Last month, a government agency advertised 100 firefighter positions. Over 8,000 Kenyans applied. That did not surprise me. What troubled me was the quality. Graduates, diploma holders, and professionals competed for just one hundred uniforms. Not because they lacked skill, but because they were chasing job security. That day, I saw something deeper. We do not lack talent; we have structured our economy to reward payrolls more distinctly than production. We have trained excellence to queue.
When 8,000 people compete for 100 jobs, 7,900 remain waiting for someone else to create opportunity. Still, we are building houses, dealing with protein costs, and pledging to plant 15 billion trees. These are not separate debates; they are connected production systems already moving billions of shillings. If organized properly, they can expand youth recruitment.
Let’s think about housing. Even with modest development, affordable housing consumes millions of tons of sand each year. Sand is essential for building walls, but extraction often goes unnoticed, and efforts to restore damaged areas are uncertain. When systems lack transparency, profits tend to concentrate, and rivers suffer. Imagine if public housing projects were required to source graded, traceable sand through licensed community cooperatives, including a restoration fee in the price. Without confrontation, sand cartels weaken because transparency breaks their monopolies.
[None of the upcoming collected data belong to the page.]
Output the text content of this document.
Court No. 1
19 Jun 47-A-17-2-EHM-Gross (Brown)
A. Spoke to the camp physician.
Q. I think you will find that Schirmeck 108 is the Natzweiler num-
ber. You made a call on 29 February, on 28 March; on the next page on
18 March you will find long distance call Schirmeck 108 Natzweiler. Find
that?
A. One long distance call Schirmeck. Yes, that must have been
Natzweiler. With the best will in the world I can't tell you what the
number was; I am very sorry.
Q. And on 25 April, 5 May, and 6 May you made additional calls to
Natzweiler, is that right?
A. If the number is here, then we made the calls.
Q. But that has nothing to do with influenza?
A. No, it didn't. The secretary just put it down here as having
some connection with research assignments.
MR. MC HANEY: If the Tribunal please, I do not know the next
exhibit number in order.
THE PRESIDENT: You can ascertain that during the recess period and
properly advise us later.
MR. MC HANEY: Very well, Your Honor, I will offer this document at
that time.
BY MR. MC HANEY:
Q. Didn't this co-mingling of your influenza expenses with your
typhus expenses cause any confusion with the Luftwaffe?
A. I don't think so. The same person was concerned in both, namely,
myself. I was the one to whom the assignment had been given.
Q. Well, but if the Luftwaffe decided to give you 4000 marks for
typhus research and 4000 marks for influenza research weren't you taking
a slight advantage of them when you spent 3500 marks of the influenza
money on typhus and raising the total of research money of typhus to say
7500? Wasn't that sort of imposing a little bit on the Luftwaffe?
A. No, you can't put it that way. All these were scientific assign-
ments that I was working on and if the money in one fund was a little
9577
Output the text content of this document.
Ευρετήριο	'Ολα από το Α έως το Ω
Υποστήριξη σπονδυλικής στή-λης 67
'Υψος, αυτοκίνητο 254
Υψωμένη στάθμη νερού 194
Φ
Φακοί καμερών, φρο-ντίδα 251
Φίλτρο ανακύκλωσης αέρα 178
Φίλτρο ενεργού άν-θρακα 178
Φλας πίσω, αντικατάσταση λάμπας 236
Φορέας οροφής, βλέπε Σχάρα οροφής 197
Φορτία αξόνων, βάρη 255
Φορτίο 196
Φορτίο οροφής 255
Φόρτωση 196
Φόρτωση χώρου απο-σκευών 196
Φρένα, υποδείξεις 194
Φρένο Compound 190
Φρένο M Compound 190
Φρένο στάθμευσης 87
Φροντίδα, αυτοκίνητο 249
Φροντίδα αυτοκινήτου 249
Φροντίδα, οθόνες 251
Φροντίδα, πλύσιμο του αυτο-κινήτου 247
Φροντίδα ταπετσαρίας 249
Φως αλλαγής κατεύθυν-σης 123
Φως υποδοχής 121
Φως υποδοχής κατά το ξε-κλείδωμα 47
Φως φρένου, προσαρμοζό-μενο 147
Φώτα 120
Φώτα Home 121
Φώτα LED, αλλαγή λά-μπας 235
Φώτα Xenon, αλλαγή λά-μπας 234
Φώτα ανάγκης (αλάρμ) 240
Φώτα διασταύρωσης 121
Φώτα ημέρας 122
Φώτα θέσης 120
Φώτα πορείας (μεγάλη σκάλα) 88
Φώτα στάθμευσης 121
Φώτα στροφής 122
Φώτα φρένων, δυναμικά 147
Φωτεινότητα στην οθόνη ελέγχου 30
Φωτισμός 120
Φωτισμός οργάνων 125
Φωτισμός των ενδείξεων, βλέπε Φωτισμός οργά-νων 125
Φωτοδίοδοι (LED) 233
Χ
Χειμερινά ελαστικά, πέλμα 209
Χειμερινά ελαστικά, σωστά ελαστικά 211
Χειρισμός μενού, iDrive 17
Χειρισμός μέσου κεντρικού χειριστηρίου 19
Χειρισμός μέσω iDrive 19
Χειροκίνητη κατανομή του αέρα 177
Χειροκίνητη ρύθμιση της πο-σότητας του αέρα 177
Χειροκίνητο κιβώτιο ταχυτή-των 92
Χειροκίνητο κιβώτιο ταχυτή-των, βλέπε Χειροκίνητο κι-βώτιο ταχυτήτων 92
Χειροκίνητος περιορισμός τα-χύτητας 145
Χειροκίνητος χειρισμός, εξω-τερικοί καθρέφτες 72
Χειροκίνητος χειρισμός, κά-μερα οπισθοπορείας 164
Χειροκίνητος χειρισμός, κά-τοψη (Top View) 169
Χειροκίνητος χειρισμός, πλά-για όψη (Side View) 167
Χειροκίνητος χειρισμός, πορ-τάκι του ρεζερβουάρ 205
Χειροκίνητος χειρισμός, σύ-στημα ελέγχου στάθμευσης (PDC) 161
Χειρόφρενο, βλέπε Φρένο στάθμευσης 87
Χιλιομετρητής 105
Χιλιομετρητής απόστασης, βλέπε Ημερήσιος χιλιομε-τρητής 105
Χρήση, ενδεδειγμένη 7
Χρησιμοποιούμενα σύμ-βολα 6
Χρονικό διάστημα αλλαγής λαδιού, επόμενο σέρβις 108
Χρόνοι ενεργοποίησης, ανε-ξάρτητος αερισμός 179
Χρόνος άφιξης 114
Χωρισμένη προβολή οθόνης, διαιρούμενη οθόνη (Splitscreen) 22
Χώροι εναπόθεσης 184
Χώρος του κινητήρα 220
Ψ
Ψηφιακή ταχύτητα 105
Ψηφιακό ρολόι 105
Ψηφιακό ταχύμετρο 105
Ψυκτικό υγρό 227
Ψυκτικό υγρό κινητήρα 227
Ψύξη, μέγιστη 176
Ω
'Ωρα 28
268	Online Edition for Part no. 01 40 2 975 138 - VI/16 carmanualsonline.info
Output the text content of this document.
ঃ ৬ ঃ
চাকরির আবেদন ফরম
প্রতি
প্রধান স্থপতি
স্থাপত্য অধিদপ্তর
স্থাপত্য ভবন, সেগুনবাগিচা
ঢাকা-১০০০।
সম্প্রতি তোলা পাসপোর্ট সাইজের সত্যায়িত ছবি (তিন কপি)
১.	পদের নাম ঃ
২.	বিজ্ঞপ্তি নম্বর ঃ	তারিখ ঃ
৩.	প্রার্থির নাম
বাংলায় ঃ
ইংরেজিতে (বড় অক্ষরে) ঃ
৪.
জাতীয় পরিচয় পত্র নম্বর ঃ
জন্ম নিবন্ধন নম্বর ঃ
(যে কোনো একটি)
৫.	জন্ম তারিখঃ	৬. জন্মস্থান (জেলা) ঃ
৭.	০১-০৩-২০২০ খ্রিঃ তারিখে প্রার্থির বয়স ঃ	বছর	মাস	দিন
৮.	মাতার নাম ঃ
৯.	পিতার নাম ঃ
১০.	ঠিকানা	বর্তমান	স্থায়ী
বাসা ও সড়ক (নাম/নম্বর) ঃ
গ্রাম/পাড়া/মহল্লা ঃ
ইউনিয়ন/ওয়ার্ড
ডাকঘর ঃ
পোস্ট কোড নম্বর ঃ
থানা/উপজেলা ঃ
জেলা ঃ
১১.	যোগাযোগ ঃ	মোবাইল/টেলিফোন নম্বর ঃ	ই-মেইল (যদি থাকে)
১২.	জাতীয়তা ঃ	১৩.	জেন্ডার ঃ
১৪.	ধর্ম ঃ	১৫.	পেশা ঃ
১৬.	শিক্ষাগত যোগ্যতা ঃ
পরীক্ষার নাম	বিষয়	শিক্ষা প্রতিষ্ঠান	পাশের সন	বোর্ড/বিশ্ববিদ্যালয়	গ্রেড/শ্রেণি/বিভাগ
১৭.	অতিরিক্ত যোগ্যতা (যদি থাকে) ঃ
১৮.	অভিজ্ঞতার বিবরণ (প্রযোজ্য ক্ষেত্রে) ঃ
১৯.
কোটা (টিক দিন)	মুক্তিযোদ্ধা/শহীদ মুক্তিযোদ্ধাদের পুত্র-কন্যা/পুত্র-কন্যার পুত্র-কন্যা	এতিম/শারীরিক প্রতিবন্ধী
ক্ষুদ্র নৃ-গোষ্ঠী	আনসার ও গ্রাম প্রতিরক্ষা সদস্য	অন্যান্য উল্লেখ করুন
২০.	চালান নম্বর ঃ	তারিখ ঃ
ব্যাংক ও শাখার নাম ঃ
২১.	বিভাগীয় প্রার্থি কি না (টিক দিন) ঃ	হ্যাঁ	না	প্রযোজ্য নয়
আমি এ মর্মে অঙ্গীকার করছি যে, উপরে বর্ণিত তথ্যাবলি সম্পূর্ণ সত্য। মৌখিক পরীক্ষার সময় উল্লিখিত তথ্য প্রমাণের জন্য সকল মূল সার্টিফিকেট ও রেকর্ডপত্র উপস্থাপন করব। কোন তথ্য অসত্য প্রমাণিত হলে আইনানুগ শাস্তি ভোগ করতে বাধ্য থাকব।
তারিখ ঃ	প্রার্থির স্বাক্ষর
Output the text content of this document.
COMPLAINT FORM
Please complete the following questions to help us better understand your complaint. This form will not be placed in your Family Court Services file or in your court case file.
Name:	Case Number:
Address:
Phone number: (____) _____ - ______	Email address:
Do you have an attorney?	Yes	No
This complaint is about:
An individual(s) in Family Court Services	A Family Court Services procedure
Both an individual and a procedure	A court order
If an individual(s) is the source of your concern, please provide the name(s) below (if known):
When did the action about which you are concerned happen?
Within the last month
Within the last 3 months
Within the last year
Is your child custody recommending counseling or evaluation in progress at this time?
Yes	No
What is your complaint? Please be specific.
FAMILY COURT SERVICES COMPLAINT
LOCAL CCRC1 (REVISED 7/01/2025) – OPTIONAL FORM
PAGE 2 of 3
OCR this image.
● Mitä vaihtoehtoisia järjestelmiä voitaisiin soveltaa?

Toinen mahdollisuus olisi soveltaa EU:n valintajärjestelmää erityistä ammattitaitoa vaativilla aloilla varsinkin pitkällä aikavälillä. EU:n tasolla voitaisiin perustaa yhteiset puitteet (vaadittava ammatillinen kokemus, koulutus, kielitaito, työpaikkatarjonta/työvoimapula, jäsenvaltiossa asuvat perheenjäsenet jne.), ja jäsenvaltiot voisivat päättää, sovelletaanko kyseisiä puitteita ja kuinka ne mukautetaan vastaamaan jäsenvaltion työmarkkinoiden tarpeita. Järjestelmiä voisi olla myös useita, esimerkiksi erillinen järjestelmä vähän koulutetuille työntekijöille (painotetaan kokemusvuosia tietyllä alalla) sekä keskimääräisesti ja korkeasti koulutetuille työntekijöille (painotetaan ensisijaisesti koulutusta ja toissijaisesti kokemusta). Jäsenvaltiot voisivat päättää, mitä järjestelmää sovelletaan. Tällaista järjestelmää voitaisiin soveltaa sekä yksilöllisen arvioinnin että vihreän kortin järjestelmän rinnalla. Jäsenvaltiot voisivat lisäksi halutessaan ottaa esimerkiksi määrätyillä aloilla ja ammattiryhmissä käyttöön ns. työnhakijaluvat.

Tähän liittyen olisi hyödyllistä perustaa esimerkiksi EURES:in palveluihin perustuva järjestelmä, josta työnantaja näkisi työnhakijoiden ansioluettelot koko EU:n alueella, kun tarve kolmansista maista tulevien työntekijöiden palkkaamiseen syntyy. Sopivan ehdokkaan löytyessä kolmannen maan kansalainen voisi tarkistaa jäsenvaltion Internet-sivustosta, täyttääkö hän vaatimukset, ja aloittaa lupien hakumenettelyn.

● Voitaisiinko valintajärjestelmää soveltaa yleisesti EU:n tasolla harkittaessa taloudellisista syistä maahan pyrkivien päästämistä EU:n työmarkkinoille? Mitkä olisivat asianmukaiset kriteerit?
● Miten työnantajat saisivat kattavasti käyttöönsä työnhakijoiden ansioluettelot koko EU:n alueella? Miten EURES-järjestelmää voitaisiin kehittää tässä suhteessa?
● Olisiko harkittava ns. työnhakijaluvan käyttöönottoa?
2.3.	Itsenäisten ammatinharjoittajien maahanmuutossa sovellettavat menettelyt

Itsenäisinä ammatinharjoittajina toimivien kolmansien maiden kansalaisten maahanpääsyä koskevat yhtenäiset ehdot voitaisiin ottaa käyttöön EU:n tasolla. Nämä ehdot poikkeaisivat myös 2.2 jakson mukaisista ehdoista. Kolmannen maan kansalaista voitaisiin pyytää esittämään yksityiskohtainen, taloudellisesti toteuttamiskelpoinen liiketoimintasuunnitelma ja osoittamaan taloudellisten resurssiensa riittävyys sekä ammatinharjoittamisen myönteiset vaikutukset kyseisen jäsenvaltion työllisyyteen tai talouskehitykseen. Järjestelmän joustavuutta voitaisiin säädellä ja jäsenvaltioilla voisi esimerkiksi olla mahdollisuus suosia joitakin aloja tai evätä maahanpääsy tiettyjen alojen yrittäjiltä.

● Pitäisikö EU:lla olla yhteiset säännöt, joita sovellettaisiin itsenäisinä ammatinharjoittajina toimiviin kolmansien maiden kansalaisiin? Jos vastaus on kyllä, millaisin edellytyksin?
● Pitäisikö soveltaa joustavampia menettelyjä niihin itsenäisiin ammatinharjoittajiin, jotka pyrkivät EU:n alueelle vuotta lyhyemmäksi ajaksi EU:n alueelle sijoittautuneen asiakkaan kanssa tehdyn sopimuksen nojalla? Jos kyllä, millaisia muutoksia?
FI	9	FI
Reflect on protein. Kenya’s population exceeds 55 million. The World Health Organization recommends about 0.8 grams of protein per kilogram of body weight daily, roughly 50 grams for an average adult. That means Kenya needs nearly 3,000 tonnes every day, over a million tonnes annually, to support healthy bodies, immunity, and productivity. Livestock contributes around 12 percent of the national GDP and roughly 40 percent of agricultural GDP, yet output per animal remains low. We keep many animals but harvest less value per animal than we should. One major reason is feed. We import significant volumes of animal feed and feed ingredients, yet local crops and by-products remain under-organized. County-based animal feed production hubs using local raw materials would boost productivity, lower prices, reduce reliance on imports, and weaken the economic rationale behind cattle rustling. When feed is well-structured, markets stabilize. A nation cannot survive on speeches. It needs protein.
Now let me talk about my babies: trees. Planting 15 billion by 2032 is not just a slogan; it’s a national livelihood plan hidden in plain sight. Yet, the funding is scattered, and wherever money flows, middlemen gather. Even trees are not immune. When every road, housing estate, and water project allocates funds for trees upfront, and youth nurseries supply them, survival replaces ceremony. Sand repairs what sand destroys. Housing funds restore. Restoration funds support youth work.
The money isn’t missing; it’s leaking. Each truckload of sand has commercial value. A small restoration fee and a procurement rule favoring certified local cooperatives could fund nurseries and riverbank recovery without new taxes. Public institutions already spend billions annually on food procurement. Using even a small part of that purchasing power with certified local feed producers would stabilize livestock productivity within existing budgets.
Natural capital is Kenya’s most valuable asset because it creates wealth without imports. Rivers shape sand, soils produce feed, grass supports livestock, and forests control water. If raw materials are extracted without replacement, most of the reported profit by the corporate world is actually borrowed from the future.
Let me say this: leadership does not create value. It protects, enables, or destroys it. Counties can enforce standards. National agencies can coordinate procurement. Corporates can factor replenishment into operations. Youth can organize around supply chains instead of payroll lines.
Honestly, those 8,000 applicants weren’t unemployed. They represented unused capacity. The real crisis isn’t a fire; it’s misalignment. Once we organize what we build, what we eat, and what we restore, thousands will stop waiting in line for uniforms and start running production systems. Sustainability must be structural, not symbolic. Think green. Act green!